『画家ボナール ピエールとマルト』(Bonnard, Pierre et Marthe)
監督・脚本 マルタン・プロヴォ

 午前中に市立博物館でわたしは、謎を愛する。デ・キリコ展を観覧した後の午後に観てきた。

 どこかぼんやりとしていて俗っぽい印象のあるボナール作品が得心できるような、実に凡庸で鈍くさえあるピエール(ヴァンサン・マケーニュ)の人物造形がなかなか面白かった。画家ボナールというのは、ピエールとマルト(セシル・ドゥ・フランス)の二人によって生れた画家だという作家観があっての作品だったように思う。

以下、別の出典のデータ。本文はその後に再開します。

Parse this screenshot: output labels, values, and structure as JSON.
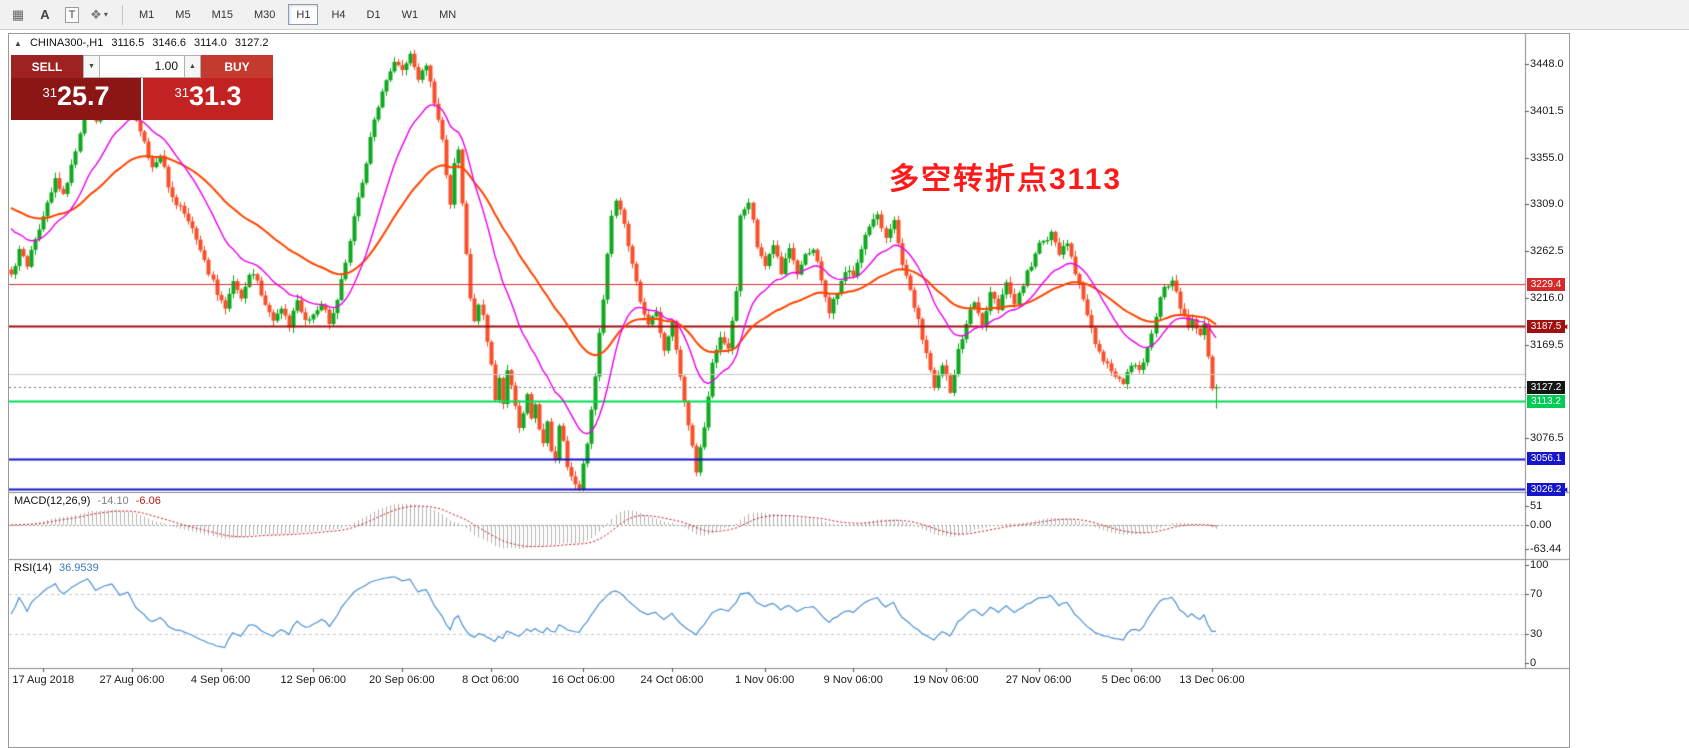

まさに天衣無縫というか、自然のなかでも室内でも裸になって走り回るマルトの些かエキセントリックな個性によって、ピエールとの対照が際立っていた。二千点ほど残しているボナールの作品の三分の一がマルトを描いたものだというのは、知らずにいたことだったけれども、然もあらんという気がした。

 それにしても、ルネ ・モンシャティ(ステイシー・マーティン)の死は、本当にピエールとマルトの結婚が原因だったのだろうか。実際に亡くなっているのだろうから、死に紛れはないにしても、どうも腑に落ちないというか釈然としないものが残った。六十歳前の鈍感男が三十年来の腐れ縁のほぼ古女房のような内妻と正式に結婚したことに憤慨はしても、死まで選ぶ激情を歳離れた若い女が見せたことに些か驚いた。

 また、マルトがベッドで大きく足を広げた姿を描いた『ベッドでまどろむ女(ものうげな女のようなカットを暈しもなくそのまま映し出し、陰毛どころか外性器の一部までもが僅かに現れていて吃驚した。

 書棚にある1992年発行の中山公男監修による『世界の名画と巨匠50人』世界文化社>に『浴槽の裸婦』[1937]が取り上げられ、'80年代に好評を博した朝日新聞日曜版に連載された「世界名画の旅」を全五巻の冊子にして刊行した最終巻の表紙が『裸婦』[1930]になっているボナールだが、本作のチラシに記された“幸福の画家”というのは実は「おめでたい画家」ないしは「いい気な画家」という意味ではないかと思われるピエール・ボナールだったように思う。